Every word that Lillian Hellman used to write would be
a lie, McCarthy (Mary) said, including “and”
and “the.” McCarthy (Joe) opposed lies, as emphatically
opposed to lies, not half-good- -don’t laugh! - -for the land.

POET'S NOTES ABOUT THE POEM
Lesly McDowell (“Quite a double-act: Lillian Hellman and Dashiell Hammett's stormy partnership equals any onstage drama, ” The Independent,1/14/11) writes:
When Mary McCarthy said of Lillian Hellman, 'every word she says is a lie, including 'and' and 'the'', a certain attitude was fostered. Not only to the celebrated playwright's experiences in war-torn Spain during the 1930s or before the House Un-American Activities Committee during the 1950s, but also to her personal life.
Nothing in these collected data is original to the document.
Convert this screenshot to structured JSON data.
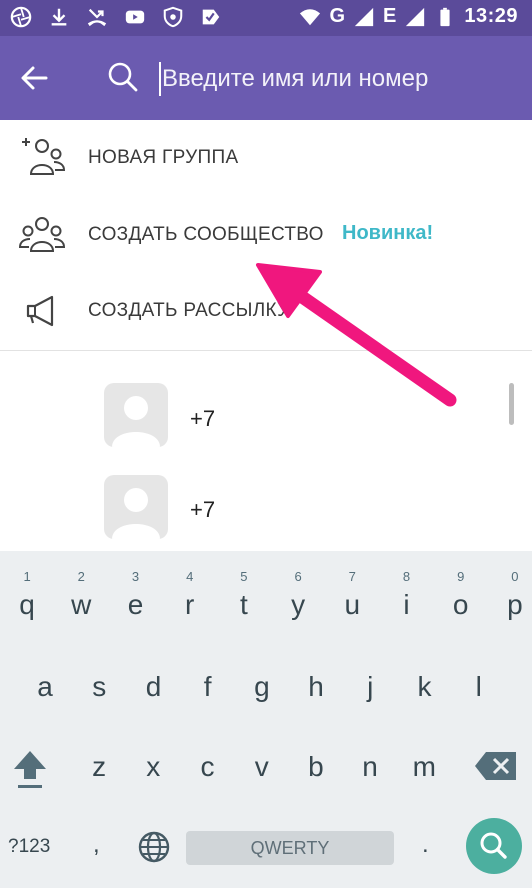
{
  "status_bar": {
    "time": "13:29",
    "network": "G",
    "network2": "E",
    "icons": [
      "aperture-icon",
      "download-icon",
      "missed-call-icon",
      "youtube-icon",
      "shield-app-icon",
      "check-app-icon",
      "wifi-icon",
      "signal-icon",
      "battery-icon"
    ]
  },
  "app_bar": {
    "color": "#6b5bb0",
    "search_placeholder": "Введите имя или номер"
  },
  "menu": [
    {
      "label": "НОВАЯ ГРУППА",
      "icon": "add-group-icon"
    },
    {
      "label": "СОЗДАТЬ СООБЩЕСТВО",
      "badge": "Новинка!",
      "icon": "community-icon"
    },
    {
      "label": "СОЗДАТЬ РАССЫЛКУ",
      "icon": "megaphone-icon"
    }
  ],
  "contacts": [
    {
      "number": "+7"
    },
    {
      "number": "+7"
    }
  ],
  "keyboard": {
    "row1": [
      "q",
      "w",
      "e",
      "r",
      "t",
      "y",
      "u",
      "i",
      "o",
      "p"
    ],
    "row1_hints": [
      "1",
      "2",
      "3",
      "4",
      "5",
      "6",
      "7",
      "8",
      "9",
      "0"
    ],
    "row2": [
      "a",
      "s",
      "d",
      "f",
      "g",
      "h",
      "j",
      "k",
      "l"
    ],
    "row3": [
      "z",
      "x",
      "c",
      "v",
      "b",
      "n",
      "m"
    ],
    "symbols_label": "?123",
    "comma": ",",
    "space_label": "QWERTY",
    "period": "."
  },
  "colors": {
    "status_bar": "#5b4b9a",
    "accent_badge": "#3fb8c8",
    "arrow": "#f0177e",
    "enter_key": "#4caf9f"
  }
}
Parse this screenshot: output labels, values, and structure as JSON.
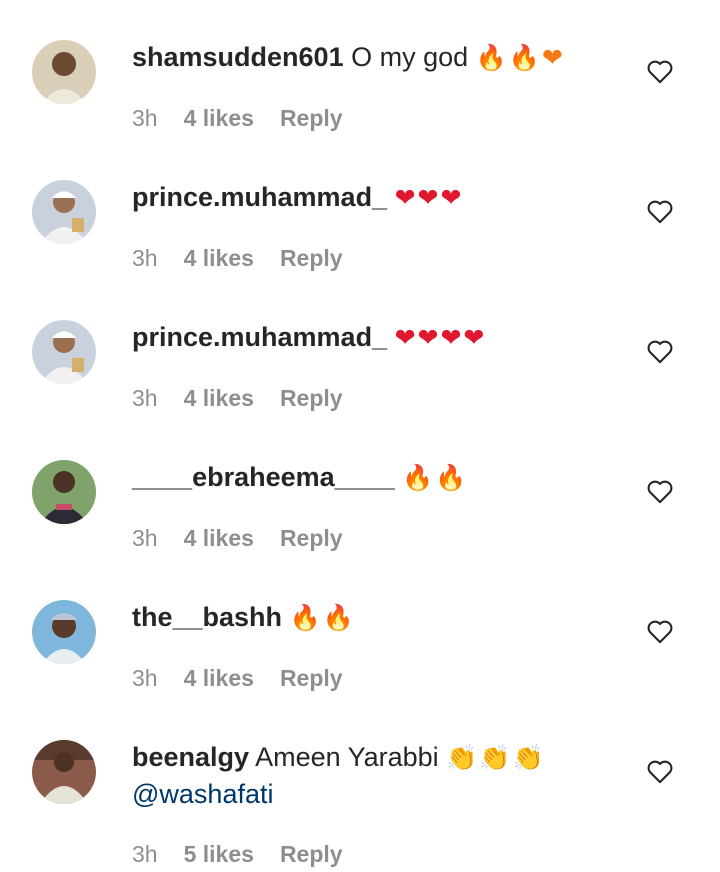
{
  "comments": [
    {
      "username": "shamsudden601",
      "text": "O my god",
      "emoji": "🔥🔥❤",
      "emoji_color": "mixed-fire-red",
      "mention": "",
      "time": "3h",
      "likes": "4 likes",
      "reply": "Reply",
      "avatar_colors": {
        "bg": "#d9cfb8",
        "skin": "#6b4a32",
        "cloth": "#efe9dc"
      }
    },
    {
      "username": "prince.muhammad_",
      "text": "",
      "emoji": "❤❤❤",
      "mention": "",
      "time": "3h",
      "likes": "4 likes",
      "reply": "Reply",
      "avatar_colors": {
        "bg": "#c9d2dc",
        "skin": "#9a6f52",
        "cloth": "#f1f1f1"
      }
    },
    {
      "username": "prince.muhammad_",
      "text": "",
      "emoji": "❤❤❤❤",
      "mention": "",
      "time": "3h",
      "likes": "4 likes",
      "reply": "Reply",
      "avatar_colors": {
        "bg": "#c9d2dc",
        "skin": "#9a6f52",
        "cloth": "#f1f1f1"
      }
    },
    {
      "username": "____ebraheema____",
      "text": "",
      "emoji": "🔥🔥",
      "mention": "",
      "time": "3h",
      "likes": "4 likes",
      "reply": "Reply",
      "avatar_colors": {
        "bg": "#7fa36a",
        "skin": "#4a3225",
        "cloth": "#2b2b35"
      }
    },
    {
      "username": "the__bashh",
      "text": "",
      "emoji": "🔥🔥",
      "mention": "",
      "time": "3h",
      "likes": "4 likes",
      "reply": "Reply",
      "avatar_colors": {
        "bg": "#7fb7dc",
        "skin": "#5a3b2a",
        "cloth": "#e9eef2"
      }
    },
    {
      "username": "beenalgy",
      "text": "Ameen Yarabbi",
      "emoji": "👏👏👏",
      "mention": "@washafati",
      "time": "3h",
      "likes": "5 likes",
      "reply": "Reply",
      "avatar_colors": {
        "bg": "#8a5a4a",
        "skin": "#4d3224",
        "cloth": "#e6e2d6"
      }
    }
  ],
  "colors": {
    "username": "#262626",
    "meta_gray": "#8e8e8e",
    "mention_blue": "#00376b",
    "heart_red": "#e0182d"
  },
  "icons": {
    "like": "heart-outline-icon"
  }
}
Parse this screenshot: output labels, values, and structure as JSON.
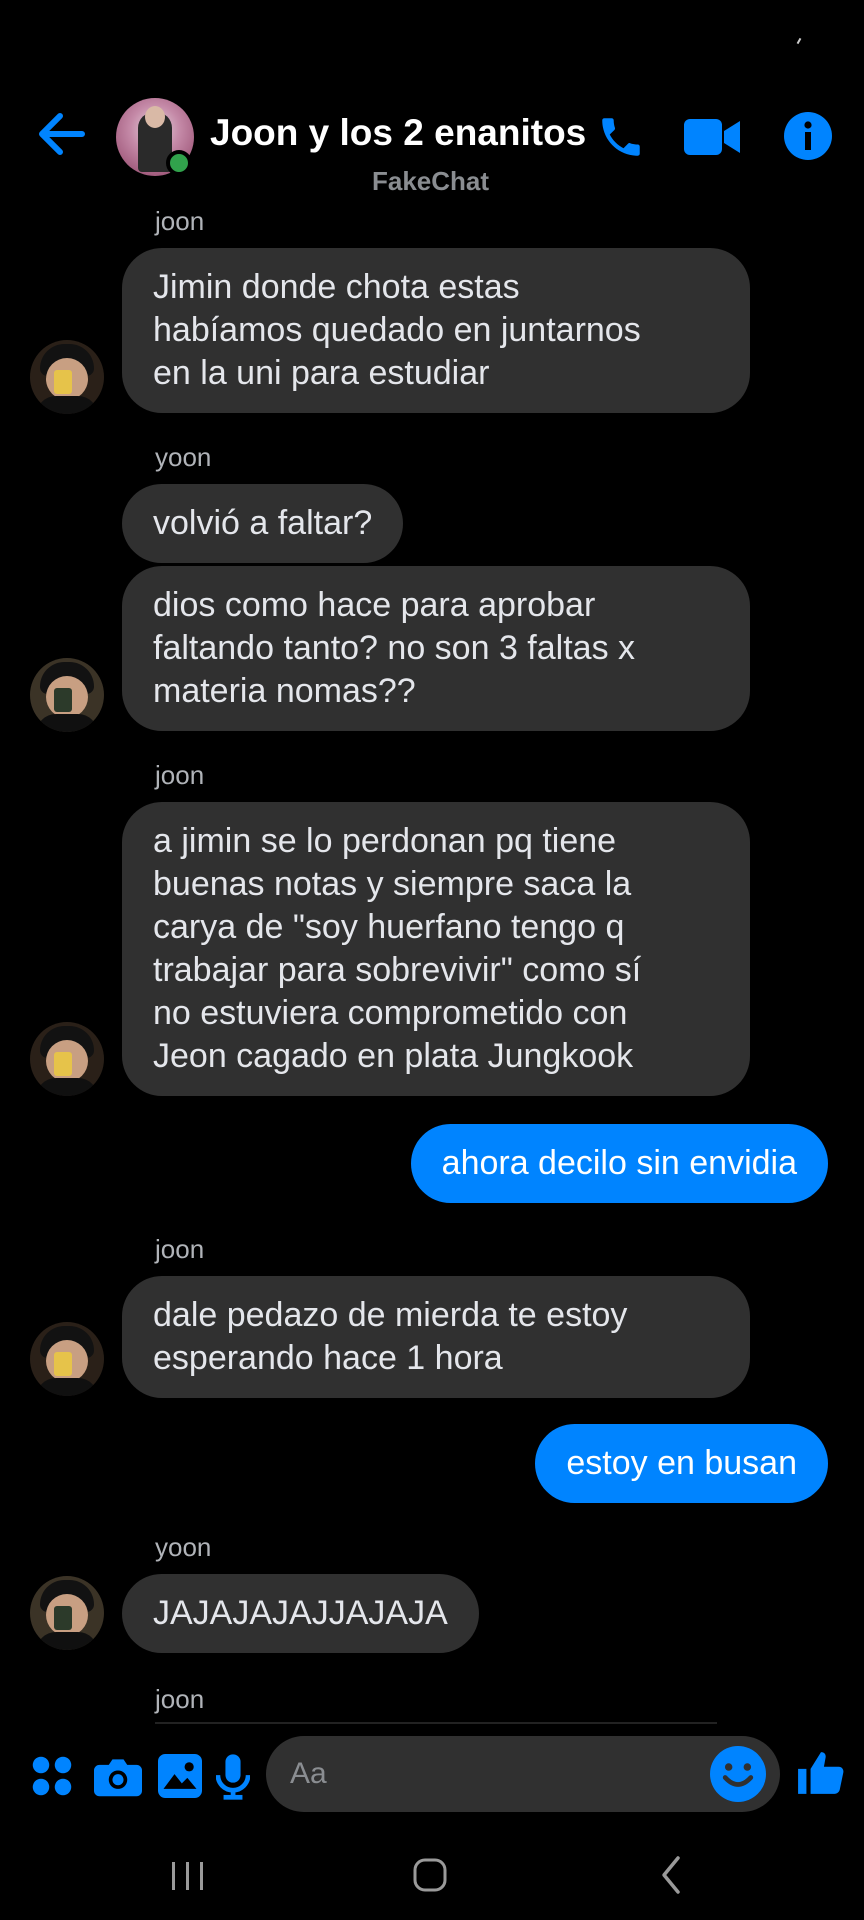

Hellmann, this attitude said, was a myth-maker of the worst kind. She couldn't be trusted to tell the truth, not even about those she loved. So what if she wrote in her memoirs that crime writer Dashiell Hammett, with whom she lived on-and-off for 30 years, was the most important person in her life? 'Did anyone ever see them together? ' queried Gore Vidal.
Hellman's experience of the 'pains of writing' were always assuaged by Hammett's presence, his advice and criticism, even though theirs was the stormiest of liaisons. At one party, during an argument, he punched her on the jaw. On the opening night in New York of The Children's Hour, a play that Hammett had suggested to Hellman after reading about a 19th-century court case where two headmistresses of a girls' school in Scotland were accused by a pupil of having a lesbian affair, she called him in LA to tell him how well it had gone. A woman answered, saying that she was his secretary. When Hellman realised it was 3am, and Hammett had no secretary, she jumped on a plane and trashed his house.
In response to his affairs, she would have affairs, desperate to make him jealous. That they infuriated each other often was clear: on one occasion, she found him grinding a lit cigarette stub into his cheek. 'I said, 'What are you doing? ' 'Keeping myself from doing it to you, ' he said.'….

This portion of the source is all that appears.